La propria cultura, la propria storia ed i valori occidentali dovrebbero essere, al contrario, un patrimonio comune, esteso a tutti gli occidentali.
E soprattutto non dobbiamo indulgere a vedere la storia dalla prospettiva distorta di una malintesa perenne colpa dell’uomo bianco.
Ogni razza, ogni etnia, ogni nazione ha colpe storiche. Esattamente come meriti indiscutibili.
Le colpe storiche non vanno rinnegate o dimenticate.
Ma non vanno fatte gravare su una razza o su un popolo, condannandolo a priori, altrimenti, si ottiene esattamente il contrario dell’integrazione.
In tal modo si avrà una permanente divisione in popoli ed in razze, una presunta sudditanza ed un perpetuarsi permanente di conflitti tra gruppi etnici.
La schiavitù l’hanno sperimentata tanti popoli e tante razze a danno di altri popoli e di altre razze.
Non possiamo incolpare i discendenti degli schiavisti di atrocità non commesse da loro, poiché la responsabilità deve essere limitata ad una persona non estesa ad un popolo.
Il figlio di un serial killer, non può finire all’ergastolo per gli omicidi commessi dal padre.

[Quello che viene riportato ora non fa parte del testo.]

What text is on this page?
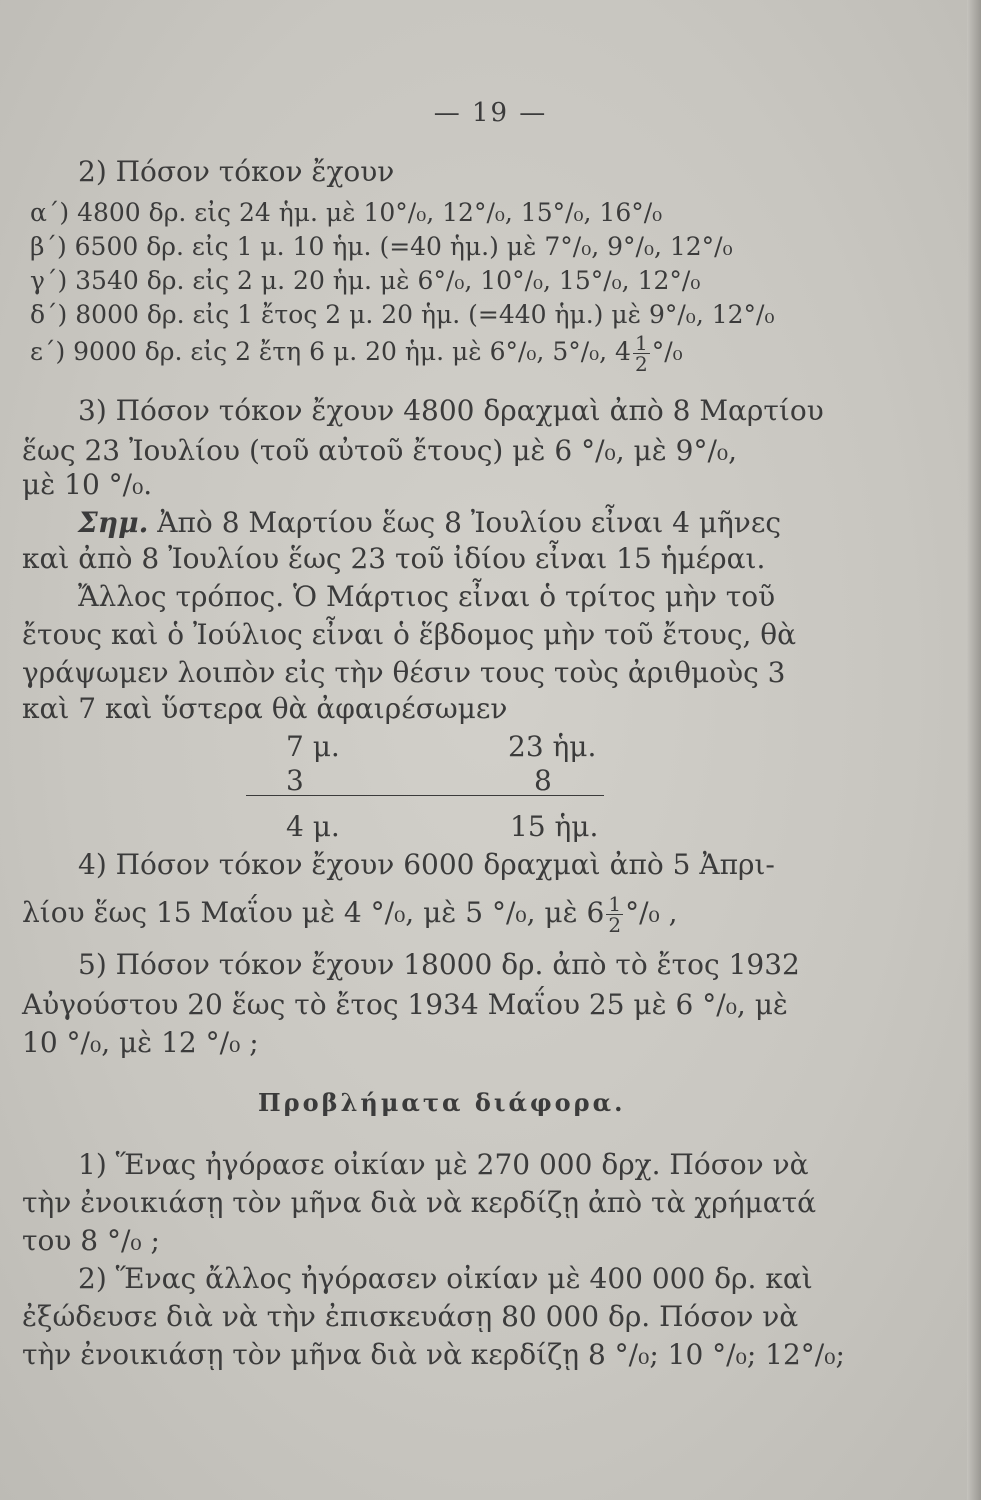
— 19 —
2) Πόσον τόκον ἔχουν
α΄) 4800 δρ. εἰς 24 ἡμ. μὲ 10°/₀, 12°/₀, 15°/₀, 16°/₀
β΄) 6500 δρ. εἰς 1 μ. 10 ἡμ. (=40 ἡμ.) μὲ 7°/₀, 9°/₀, 12°/₀
γ΄) 3540 δρ. εἰς 2 μ. 20 ἡμ. μὲ 6°/₀, 10°/₀, 15°/₀, 12°/₀
δ΄) 8000 δρ. εἰς 1 ἔτος 2 μ. 20 ἡμ. (=440 ἡμ.) μὲ 9°/₀, 12°/₀
ε΄) 9000 δρ. εἰς 2 ἔτη 6 μ. 20 ἡμ. μὲ 6°/₀, 5°/₀, $4 \frac{1}{2} ^\circ/_0$
3) Πόσον τόκον ἔχουν 4800 δραχμαὶ ἀπὸ 8 Μαρτίου
ἕως 23 Ἰουλίου (τοῦ αὐτοῦ ἔτους) μὲ 6 °/₀, μὲ 9°/₀,
μὲ 10 °/₀.
Σημ. Ἀπὸ 8 Μαρτίου ἕως 8 Ἰουλίου εἶναι 4 μῆνες
καὶ ἀπὸ 8 Ἰουλίου ἕως 23 τοῦ ἰδίου εἶναι 15 ἡμέραι.
Ἄλλος τρόπος. Ὁ Μάρτιος εἶναι ὁ τρίτος μὴν τοῦ
ἔτους καὶ ὁ Ἰούλιος εἶναι ὁ ἕβδομος μὴν τοῦ ἔτους, θὰ
γράψωμεν λοιπὸν εἰς τὴν θέσιν τους τοὺς ἀριθμοὺς 3
καὶ 7 καὶ ὕστερα θὰ ἀφαιρέσωμεν
7 μ.	23 ἡμ.
3	8
4 μ.	15 ἡμ.
4) Πόσον τόκον ἔχουν 6000 δραχμαὶ ἀπὸ 5 Ἀπρι-
λίου ἕως 15 Μαΐου μὲ 4 °/₀, μὲ 5 °/₀, μὲ $6 \frac{1}{2} ^\circ/_0$ ,
5) Πόσον τόκον ἔχουν 18000 δρ. ἀπὸ τὸ ἔτος 1932
Αὐγούστου 20 ἕως τὸ ἔτος 1934 Μαΐου 25 μὲ 6 °/₀, μὲ
10 °/₀, μὲ 12 °/₀ ;
Προβλήματα διάφορα.
1) Ἕνας ἠγόρασε οἰκίαν μὲ 270 000 δρχ. Πόσον νὰ
τὴν ἐνοικιάσῃ τὸν μῆνα διὰ νὰ κερδίζῃ ἀπὸ τὰ χρήματά
του 8 °/₀ ;
2) Ἕνας ἄλλος ἠγόρασεν οἰκίαν μὲ 400 000 δρ. καὶ
ἐξώδευσε διὰ νὰ τὴν ἐπισκευάσῃ 80 000 δρ. Πόσον νὰ
τὴν ἐνοικιάσῃ τὸν μῆνα διὰ νὰ κερδίζῃ 8 °/₀; 10 °/₀; 12°/₀;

Le colpe dei nonni non possono ricadere sui nipoti, neanche nella storia delle nazioni.
Sarebbe come un voler maledire perpetuamente i turchi per lo sterminio degli Armeni, o gli Americani per lo sterminio degli Indiani.
Sarebbe come se ogni tedesco oggi ventenne, dovesse pagare la colpa di quanto fatto dalle SS nei campi di concentramento.
Anzi.
Più si cancella la storia, più si fa esattamente un favore a chi vuole affrancarsi da certe colpe, perché, in fondo, un simile comportamento, ha sempre consentito ai veri i colpevoli di sparire nell’oblio.
E soprattutto la cancellazione della cultura di un popolo, è esattamente quello che ha perpetrato chi, nella storia, voleva sterminare popoli avversi.
Dunque, la salvaguardia della cultura occidentale è la salvaguardia di un diritto umano di esistenza
Il politicamente corretto è semplicemente il moderno modo di mettere all’indice.
Di bruciare sul rogo, di fare oggetto di mobbing, e ghettizzare chi non si conformi al pensiero dominante.
Magari inizialmente per un buon fine. Ma si è arrivati ad usare gli stessi metodi di quegli stessi regimi che vengono condannati, anche nel mondo moderno.
Stesso problema di metodo lo si rivede nella gender culture, non come teoria in sé, ma come metodo di imposizione.
Parlare di genere è già, non solo superato, ma esecrabile.
Scuole, fabbriche di giocattoli, agenzie pubblicitarie debbono attentamente autocensurarsi. E rimuovere tutto quanto possa essere solo oggetto di critiche.
Finiscono per inchinarsi, quasi fosse un nuovo vangelo, ad una teoria che ha in animo di negare l’esistenza dei generi, naturalmente ben definiti, stravolgendo millenni di cultura mondiale e di sensibilità religiosa.
È chiaro che la democrazia liberale in Occidente, in questo modo, rischia di finire per assomigliare troppo a quei regimi che ha sempre combattuto.